A few days later, I received notification from my bank that my photography account balance was negative. It turns out that checks can take up to three weeks (10-15 business days) to bounce, and their check had bounced. Thankfully we had personal funds to cover the purchases we had made. This taught us a couple of important lessons:
- Take a deposit well before the wedding
- If the client still owed a balance at the wedding, hold off on delivery until we could be absolutely certain that the check cleared
- If the client is in another county, take down their drivers license when accepting any checks, as this makes it a whole lot easier to pursue them legally.
Here I am 12 years later, and I am still a little sore from being cheated by our first paying customers. And, 12 years later, Summer has started a new venture – she is now a doula. She just accepted a deposit for her first client.

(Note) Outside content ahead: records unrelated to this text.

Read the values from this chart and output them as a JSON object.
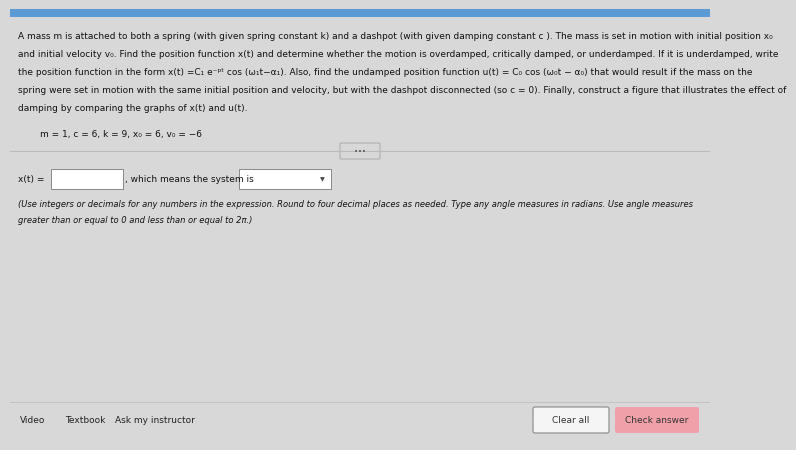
{
  "bg_color": "#d8d8d8",
  "top_bar_color": "#5b9bd5",
  "text_color": "#111111",
  "para_text_lines": [
    "A mass m is attached to both a spring (with given spring constant k) and a dashpot (with given damping constant c ). The mass is set in motion with initial position x₀",
    "and initial velocity v₀. Find the position function x(t) and determine whether the motion is overdamped, critically damped, or underdamped. If it is underdamped, write",
    "the position function in the form x(t) =C₁ e⁻ᵖᵗ cos (ω₁t−α₁). Also, find the undamped position function u(t) = C₀ cos (ω₀t − α₀) that would result if the mass on the",
    "spring were set in motion with the same initial position and velocity, but with the dashpot disconnected (so c = 0). Finally, construct a figure that illustrates the effect of",
    "damping by comparing the graphs of x(t) and u(t)."
  ],
  "params_text": "m = 1, c = 6, k = 9, x₀ = 6, v₀ = −6",
  "answer_prefix": "x(t) =",
  "answer_suffix": ", which means the system is",
  "expand_text": "•••",
  "note_lines": [
    "(Use integers or decimals for any numbers in the expression. Round to four decimal places as needed. Type any angle measures in radians. Use angle measures",
    "greater than or equal to 0 and less than or equal to 2π.)"
  ],
  "bottom_links": [
    "Video",
    "Textbook",
    "Ask my instructor"
  ],
  "clear_btn_text": "Clear all",
  "check_btn_text": "Check answer",
  "check_btn_color": "#f0a0a8",
  "clear_btn_border": "#888888",
  "divider_color": "#bbbbbb"
}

And, here in early 2020, we are now dealing with COVID-19.
So, what if she had become a doula a few years ago, and had booked 3-4 clients per month for March, April and May? Good doulas in this area can charge $1,000 or more for their services. So, we could have been talking about $4,000 per month for these past couple of months. During this timeframe, some of the local hospitals have blocked anyone but an immediate family member from attending the birth with the mother, meaning no doulas.

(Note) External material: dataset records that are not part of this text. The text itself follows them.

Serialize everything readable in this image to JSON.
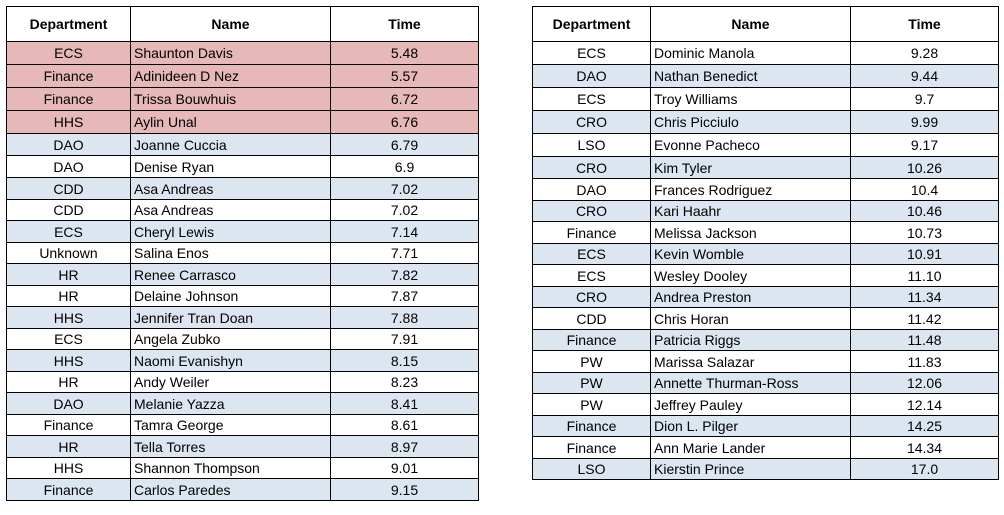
{
  "colors": {
    "blue_band": "#dce6f1",
    "highlight": "#e6b8b7",
    "white": "#ffffff"
  },
  "headers": {
    "department": "Department",
    "name": "Name",
    "time": "Time"
  },
  "left_table": [
    {
      "department": "ECS",
      "name": "Shaunton Davis",
      "time": "5.48",
      "style": "pink"
    },
    {
      "department": "Finance",
      "name": "Adinideen D Nez",
      "time": "5.57",
      "style": "pink"
    },
    {
      "department": "Finance",
      "name": "Trissa Bouwhuis",
      "time": "6.72",
      "style": "pink"
    },
    {
      "department": "HHS",
      "name": "Aylin Unal",
      "time": "6.76",
      "style": "pink"
    },
    {
      "department": "DAO",
      "name": "Joanne Cuccia",
      "time": "6.79",
      "style": "blue"
    },
    {
      "department": "DAO",
      "name": "Denise Ryan",
      "time": "6.9",
      "style": "white"
    },
    {
      "department": "CDD",
      "name": "Asa Andreas",
      "time": "7.02",
      "style": "blue"
    },
    {
      "department": "CDD",
      "name": "Asa Andreas",
      "time": "7.02",
      "style": "white"
    },
    {
      "department": "ECS",
      "name": "Cheryl Lewis",
      "time": "7.14",
      "style": "blue"
    },
    {
      "department": "Unknown",
      "name": "Salina Enos",
      "time": "7.71",
      "style": "white"
    },
    {
      "department": "HR",
      "name": "Renee Carrasco",
      "time": "7.82",
      "style": "blue"
    },
    {
      "department": "HR",
      "name": "Delaine Johnson",
      "time": "7.87",
      "style": "white"
    },
    {
      "department": "HHS",
      "name": "Jennifer Tran Doan",
      "time": "7.88",
      "style": "blue"
    },
    {
      "department": "ECS",
      "name": "Angela Zubko",
      "time": "7.91",
      "style": "white"
    },
    {
      "department": "HHS",
      "name": "Naomi Evanishyn",
      "time": "8.15",
      "style": "blue"
    },
    {
      "department": "HR",
      "name": "Andy Weiler",
      "time": "8.23",
      "style": "white"
    },
    {
      "department": "DAO",
      "name": "Melanie Yazza",
      "time": "8.41",
      "style": "blue"
    },
    {
      "department": "Finance",
      "name": "Tamra George",
      "time": "8.61",
      "style": "white"
    },
    {
      "department": "HR",
      "name": "Tella Torres",
      "time": "8.97",
      "style": "blue"
    },
    {
      "department": "HHS",
      "name": "Shannon Thompson",
      "time": "9.01",
      "style": "white"
    },
    {
      "department": "Finance",
      "name": "Carlos Paredes",
      "time": "9.15",
      "style": "blue"
    }
  ],
  "right_table": [
    {
      "department": "ECS",
      "name": "Dominic Manola",
      "time": "9.28",
      "style": "white"
    },
    {
      "department": "DAO",
      "name": "Nathan Benedict",
      "time": "9.44",
      "style": "blue"
    },
    {
      "department": "ECS",
      "name": "Troy Williams",
      "time": "9.7",
      "style": "white"
    },
    {
      "department": "CRO",
      "name": "Chris Picciulo",
      "time": "9.99",
      "style": "blue"
    },
    {
      "department": "LSO",
      "name": "Evonne Pacheco",
      "time": "9.17",
      "style": "white"
    },
    {
      "department": "CRO",
      "name": "Kim Tyler",
      "time": "10.26",
      "style": "blue"
    },
    {
      "department": "DAO",
      "name": "Frances Rodriguez",
      "time": "10.4",
      "style": "white"
    },
    {
      "department": "CRO",
      "name": "Kari Haahr",
      "time": "10.46",
      "style": "blue"
    },
    {
      "department": "Finance",
      "name": "Melissa Jackson",
      "time": "10.73",
      "style": "white"
    },
    {
      "department": "ECS",
      "name": "Kevin Womble",
      "time": "10.91",
      "style": "blue"
    },
    {
      "department": "ECS",
      "name": "Wesley Dooley",
      "time": "11.10",
      "style": "white"
    },
    {
      "department": "CRO",
      "name": "Andrea Preston",
      "time": "11.34",
      "style": "blue"
    },
    {
      "department": "CDD",
      "name": "Chris Horan",
      "time": "11.42",
      "style": "white"
    },
    {
      "department": "Finance",
      "name": "Patricia Riggs",
      "time": "11.48",
      "style": "blue"
    },
    {
      "department": "PW",
      "name": "Marissa Salazar",
      "time": "11.83",
      "style": "white"
    },
    {
      "department": "PW",
      "name": "Annette Thurman-Ross",
      "time": "12.06",
      "style": "blue"
    },
    {
      "department": "PW",
      "name": "Jeffrey Pauley",
      "time": "12.14",
      "style": "white"
    },
    {
      "department": "Finance",
      "name": "Dion L. Pilger",
      "time": "14.25",
      "style": "blue"
    },
    {
      "department": "Finance",
      "name": "Ann Marie Lander",
      "time": "14.34",
      "style": "white"
    },
    {
      "department": "LSO",
      "name": "Kierstin Prince",
      "time": "17.0",
      "style": "blue"
    }
  ]
}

Maybe a doula client could have some clause it in that would make the services non-refundable at this point. Most contracts make provisions for having a backup doula, especially since birth can be a very unpredictable event – those three clients one has booked for one month might all have their birthing time over the same weekend.
But nobody expected a pandemic. So what if the contract was written in such a way that you had to refund the client if you or your backup could not attend the birth? The closure of the hospitals could have cost us (in this hypothetical scenario) $12,000.
Now add to that scenario – maybe Summer was going to attend a training in a few months to get some additional certifications, and had already spent $3,000 of that $12,000. Not only would she be issuing $12,000 in refunds to her clients, but now we would need to find a way to either cancel her training (assuming we could get the money back), or cover that expense with personal funds.
We have chosen to operate our side businesses without incurring any debt. But to make sure we don’t go into debt when bad things happened, we don’t pay ourselves until after any possibility of refund has passed.
With COVID-19, how many businesses were caught off guard? Not only could they not serve new customers, but they might have found themselves having to issue refunds for services that were already booked but could not deliver on. To quote someone:
Only when the tide goes out do you discover who’s been swimming nakedWarren Buffett, 2004
Our little side businesses are small. The biggest one has crossed the $10,000 mark in one year only twice. We aren’t a $1, $10, or $100 million per year operation. But, by having reserves in our side hustles, COVID-19 was no big deal.